Akhirnya, pemuda itu hanya membawa segenggam pasir itu lalu memasukan kedalam kantong jubahnya.

"sudah Abi, ayo segera kita keluar dan pulang" nada suara pemuda itu terdengar sangat kesal.

ayahnya meyakini anaknya kembali kalau sudah memenuhi karung yang dia bawa. ayahnya terus meyakini anaknya apakah benar sudah penuh karung yang dibawa oleh anaknya itu sampai beberapa kali.

setelah yakin mereka berdua keluar dari goa. di mulut goa orang tua berjanggut lebat itu melihat anaknya tidak membawa apa apa. orang tua itu bertanya

"kemana karung yang kamu bilang sudah terisi penuh pasir tadi?"

pemuda tersebut terdiam.

"apakah kamu mengambil pasir yang Abi suruh ambil tadi?"

pemuda itu mengangguk.

"tunjukan!" kata ayahnya.

pemuda itu mengambil pasir pasir yang dia ambil dari goa tadi. lalu pemuda tersebut melihat pasir pasir itu berkilauan.

"lihat, pasir itu adalah emas, hanya orang yang belum pernah kesini yang bisa mendapatkan emas tersebut, dan kamu harus tau, air dibotol kecil tadi adalah air ajaib yang bisa membuat pasir itu menjadi emas" kata ayahnya.

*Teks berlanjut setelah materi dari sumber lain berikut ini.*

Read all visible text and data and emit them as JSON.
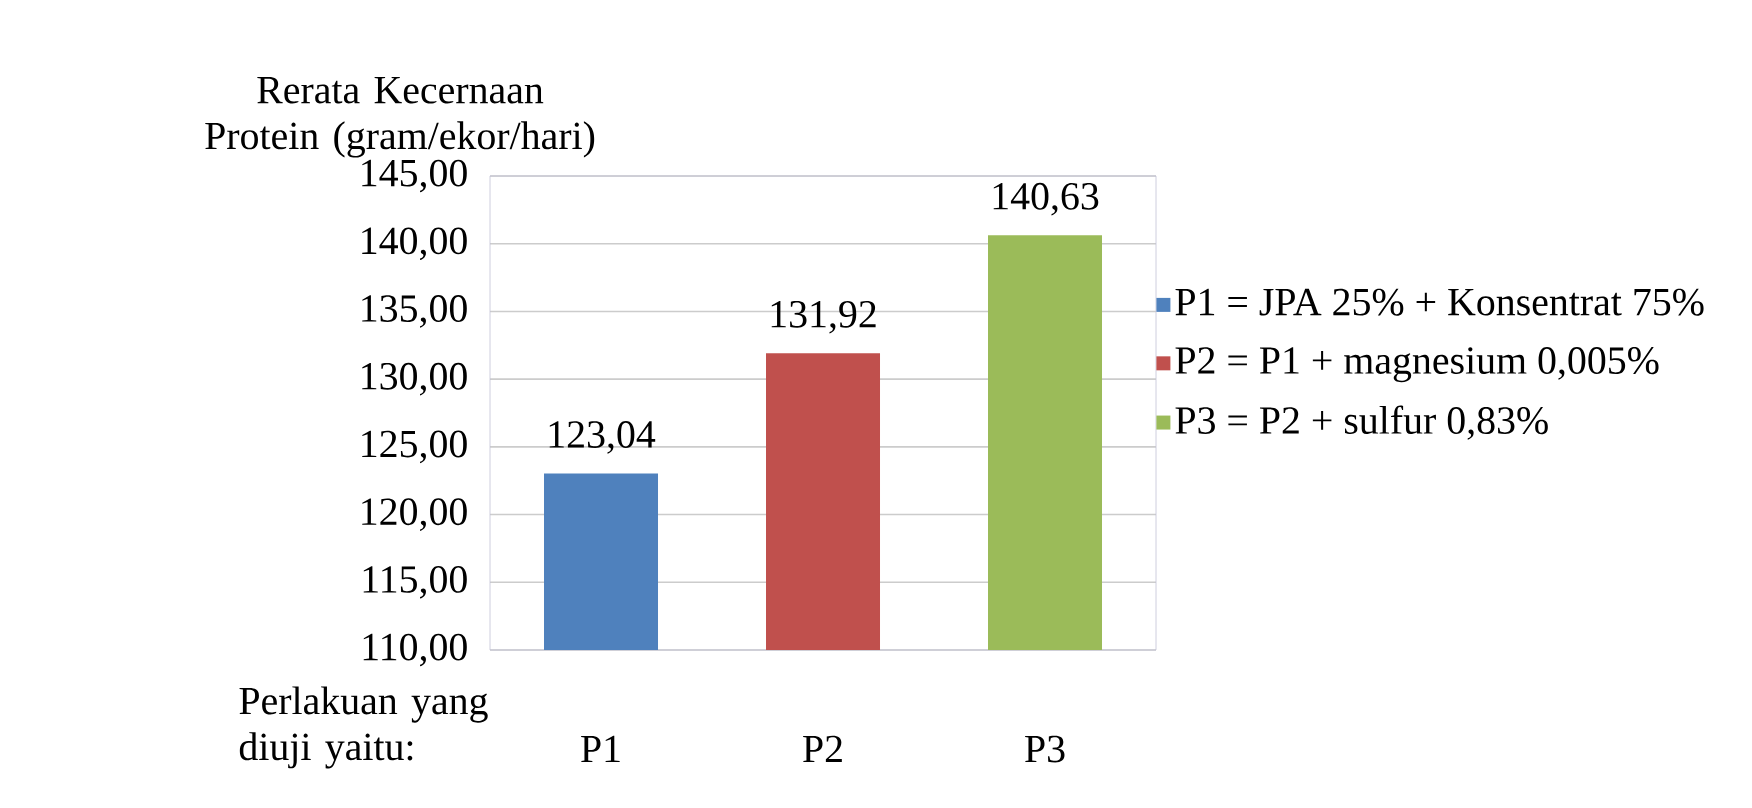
{
  "chart_data": {
    "type": "bar",
    "ylabel": "Rerata Kecernaan Protein (gram/ekor/hari)",
    "xlabel": "Perlakuan yang diuji yaitu:",
    "categories": [
      "P1",
      "P2",
      "P3"
    ],
    "series": [
      {
        "name": "P1 = JPA 25% + Konsentrat 75%",
        "color": "#4f81bd",
        "values": [
          123.04,
          null,
          null
        ],
        "value_labels": [
          "123,04",
          null,
          null
        ]
      },
      {
        "name": "P2 = P1 + magnesium 0,005%",
        "color": "#c0504d",
        "values": [
          null,
          131.92,
          null
        ],
        "value_labels": [
          null,
          "131,92",
          null
        ]
      },
      {
        "name": "P3 = P2 + sulfur 0,83%",
        "color": "#9bbb59",
        "values": [
          null,
          null,
          140.63
        ],
        "value_labels": [
          null,
          null,
          "140,63"
        ]
      }
    ],
    "ylim": [
      110,
      145
    ],
    "yticks": [
      {
        "value": 110,
        "label": "110,00"
      },
      {
        "value": 115,
        "label": "115,00"
      },
      {
        "value": 120,
        "label": "120,00"
      },
      {
        "value": 125,
        "label": "125,00"
      },
      {
        "value": 130,
        "label": "130,00"
      },
      {
        "value": 135,
        "label": "135,00"
      },
      {
        "value": 140,
        "label": "140,00"
      },
      {
        "value": 145,
        "label": "145,00"
      }
    ],
    "grid": "y",
    "legend": "right"
  }
}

"aku bisa masuk lagi ya Abi, aku akan masuk lagi dan mengambil pasir emas itu sebanyak banyaknya" kata pemuda itu.

"kesempatan nya hanya satu kali nak"

pemuda itu tidak menghiraukan perkataan ayahnya, pemuda itu berlari ke dalam goa. lalu memasukan pasir pasir itu penuh ke dalam karung. setelah merasa penuh, pemuda itu membopong karung itu keluar dari goa.

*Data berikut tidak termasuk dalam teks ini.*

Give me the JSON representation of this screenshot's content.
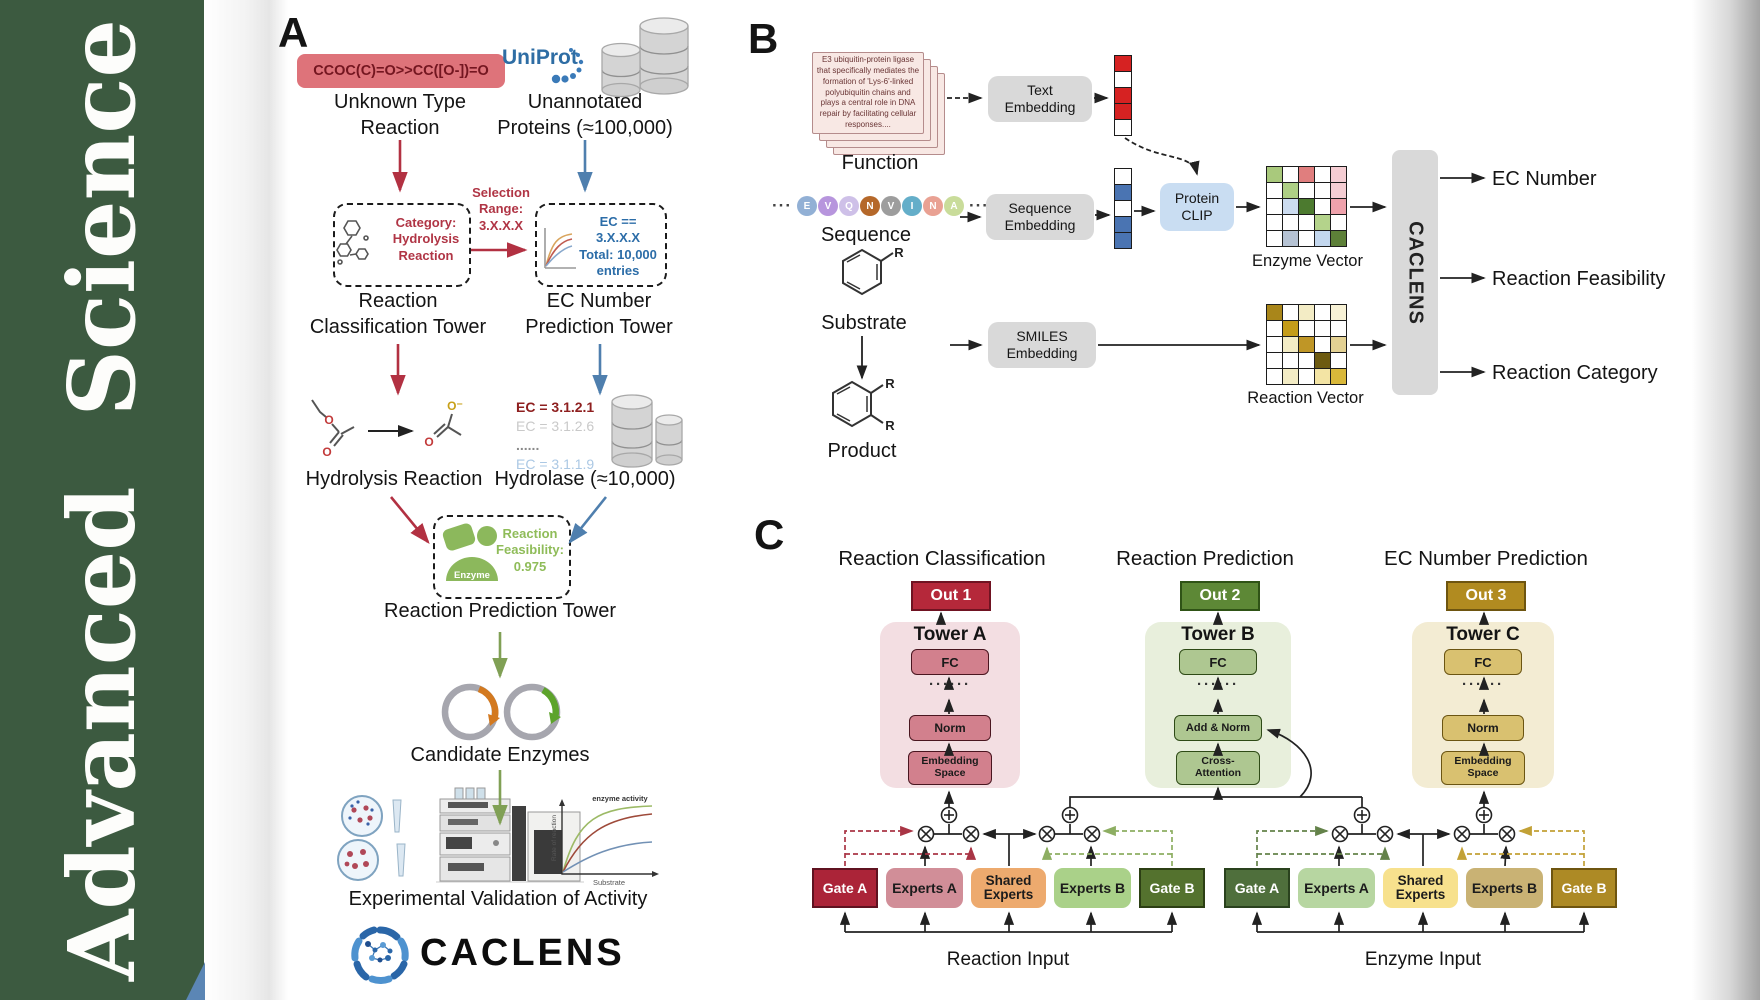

"Ayo Abi kita bergegas pulang, kita akan menjadi orang terkaya di kampung kita, bahkan di dunia Abi" kata pemuda itu.

dengan semangat pemuda itu membopong pasir itu menyusuri jalan pulang. sang ayah hanya memperhatikan anaknya tanpa berkata kata.

akhirnya sang ayah dan anaknya sampai di rumahnya setelah menempuh perjalanan yang cukup jauh.perjalanan pulang lebih cepat, karna pemuda itu tidak berhenti untuk beristirahat karna terlalu senang membawa sekarung pasir yang dia kira emas. sang ibu sudah menunggu dengan cemas kedatangan anaknya dan suami nya tersebut.

"Umi aku membawa banyak emas" kata pemuda itu.

Umi hanya tersenyum.

"lihat umi, sekarung penuh, aku membawa banyak pasir emas"

pemuda itu dengan cepat membuka karung itu, mengambil segenggam pasir dari dalam karung dan melihatnya.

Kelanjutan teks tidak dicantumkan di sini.